Description
As we started the discussion on slack and since the design doc isn't up to date on this I thought it would be good to discuss it here for future reference.
Currently in the design doc:
Input Types
What input types should we support? In Probabilistic Torch we have so far required that parameters are either Variables or Numbers. Should we additionally support Tensor parameter arguments? If so, then how do we deal with gradients in reparameterized distributions when Tensor arguments are supplied?
So it feels like its not settled or I'm just not keeping up
Problems
- We worry about keeping combatibility with Numbers creating need to
validate_log_prob_arg
- What should be acceptable query-types for cdf, inv_cdf, pdf, pmf? Shouldn't this be validated as with log_prob? It would be nice if scalar queries are accepted.
broadcast_call
is potentially expensive Implement broadcast_all() in C/C++ #80. See code- Despite upcasting we still do things conditionally on type such as
math.log(self.scale) if isinstance(self.scale, Number) else self.scale.log()
- We need specialized Softmax for both Tensors & Variables
- tests are largely concerned with the problem of scalar, tensor and variable mixing.
- Slightly related, we infer type, precision and device placement in rsample. But how do will utilize precision-dependent epsilons in a clean way?
- Type confusion seems to block cool ideas
Possible reasons
- Upcoming Tensor/Variable merge
- Being able to construct and query distributions using scalars is nice. But this niceness comes at a cost and sometimes without the niceness (like
log_prob
only accepts tensor xorVariable
)
Possible solutions
I'm thinking from the assumption that we'll soon have deprecated tensors in favor of variables and 0d Variables. Since mixing is a herdle, can't we just decide something like:
- All queries on a Distribution returns
Variable
? - All distribution parameters upcasted to
Variable
? - All distribution query args upcasted to Variable?
This is mostly the case currently anyway.
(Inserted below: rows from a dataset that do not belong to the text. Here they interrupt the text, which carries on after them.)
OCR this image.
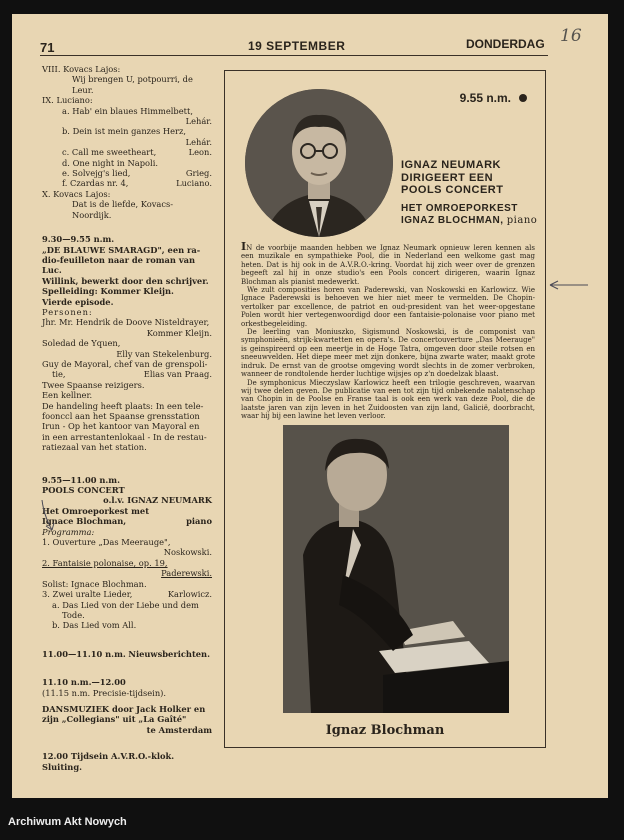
71	19 SEPTEMBER	DONDERDAG 16
VIII. Kovacs Lajos:
Wij brengen U, potpourri, de Leur.
IX. Luciano:
a. Hab' ein blaues Himmelbett,
Lehár.
b. Dein ist mein ganzes Herz,
Lehár.
c. Call me sweetheart,	Leon.
d. One night in Napoli.
e. Solvejg's lied,	Grieg.
f. Czardas nr. 4,	Luciano.
X. Kovacs Lajos:
Dat is de liefde, Kovacs-Noordijk.
9.30—9.55 n.m.
„DE BLAUWE SMARAGD", een ra-
dio-feuilleton naar de roman van Luc.
Willink, bewerkt door den schrijver.
Spelleiding: Kommer Kleijn.
Vierde episode.
Personen:
Jhr. Mr. Hendrik de Doove Nisteldrayer,
Kommer Kleijn.
Soledad de Yquen,
Elly van Stekelenburg.
Guy de Mayoral, chef van de grenspoli-
tie,	Elias van Praag.
Twee Spaanse reizigers.
Een kellner.
De handeling heeft plaats: In een tele-
foonccl aan het Spaanse grensstation
Irun - Op het kantoor van Mayoral en
in een arrestantenlokaal - In de restau-
ratiezaal van het station.
9.55—11.00 n.m.
POOLS CONCERT
o.l.v. IGNAZ NEUMARK
Het Omroeporkest met
Ignace Blochman,	piano
Programma:
1. Ouverture „Das Meerauge",
Noskowski.
2. Fantaisie polonaise, op. 19,
Paderewski.
Solist: Ignace Blochman.
3. Zwei uralte Lieder,	Karlowicz.
a. Das Lied von der Liebe und dem
Tode.
b. Das Lied vom All.
11.00—11.10 n.m. Nieuwsberichten.
11.10 n.m.—12.00
(11.15 n.m. Precisie-tijdsein).
DANSMUZIEK door Jack Holker en
zijn „Collegians" uit „La Gaîté"
te Amsterdam
12.00 Tijdsein A.V.R.O.-klok. Sluiting.
9.55 n.m.
IGNAZ NEUMARK
DIRIGEERT EEN
POOLS CONCERT
HET OMROEPORKEST
IGNAZ BLOCHMAN, piano

IN de voorbije maanden hebben we Ignaz Neumark opnieuw leren kennen als een muzikale en sympathieke Pool, die in Nederland een welkome gast mag heten. Dat is hij ook in de A.V.R.O.-kring. Voordat hij zich weer over de grenzen begeeft zal hij in onze studio's een Pools concert dirigeren, waarin Ignaz Blochman als pianist medewerkt.

We zult composities horen van Paderewski, van Noskowski en Karlowicz. Wie Ignace Paderewski is behoeven we hier niet meer te vermelden. De Chopin-vertolker par excellence, de patriot en oud-president van het weer-opgestane Polen wordt hier vertegenwoordigd door een fantaisie-polonaise voor piano met orkestbegeleiding.

De leerling van Moniuszko, Sigismund Noskowski, is de componist van symphonieën, strijk-kwartetten en opera's. De concertouverture „Das Meerauge" is geinspireerd op een meertje in de Hoge Tatra, omgeven door steile rotsen en sneeuwvelden. Het diepe meer met zijn donkere, bijna zwarte water, maakt grote indruk. De ernst van de grootse omgeving wordt slechts in de zomer verbroken, wanneer de rondtolende herder luchtige wijsjes op z'n doedelzak blaast.

De symphonicus Mieczyslaw Karlowicz heeft een trilogie geschreven, waarvan wij twee delen geven. De publicatie van een tot zijn tijd onbekende nalatenschap van Chopin in de Poolse en Franse taal is ook een werk van deze Pool, die de laatste jaren van zijn leven in het Zuidoosten van zijn land, Galicië, doorbracht, waar hij bij een lawine het leven verloor.

Ignaz Blochman
Archiwum Akt Nowych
We have good entry point for casting as parameters will be upcasted and reshaped using broadcast_all
and arguments to (at least) log prob will have to pass validate_log_prob_arg
.
With a strong promise on input and return type this could be made fast (as proposed in #80). If this is made fast before we've figured this out we might be stuck with it.
I also like how the nn
module is working and I expect to be able to do things like calling .double()
, .float()
on a distribution. This is easily implemented in Distribution
if we assume access to all the parameters of a distribution programmatically as a tuple or dict as discussed in #130. By clearing up types now I imagine that the transition will require less ifs & elses.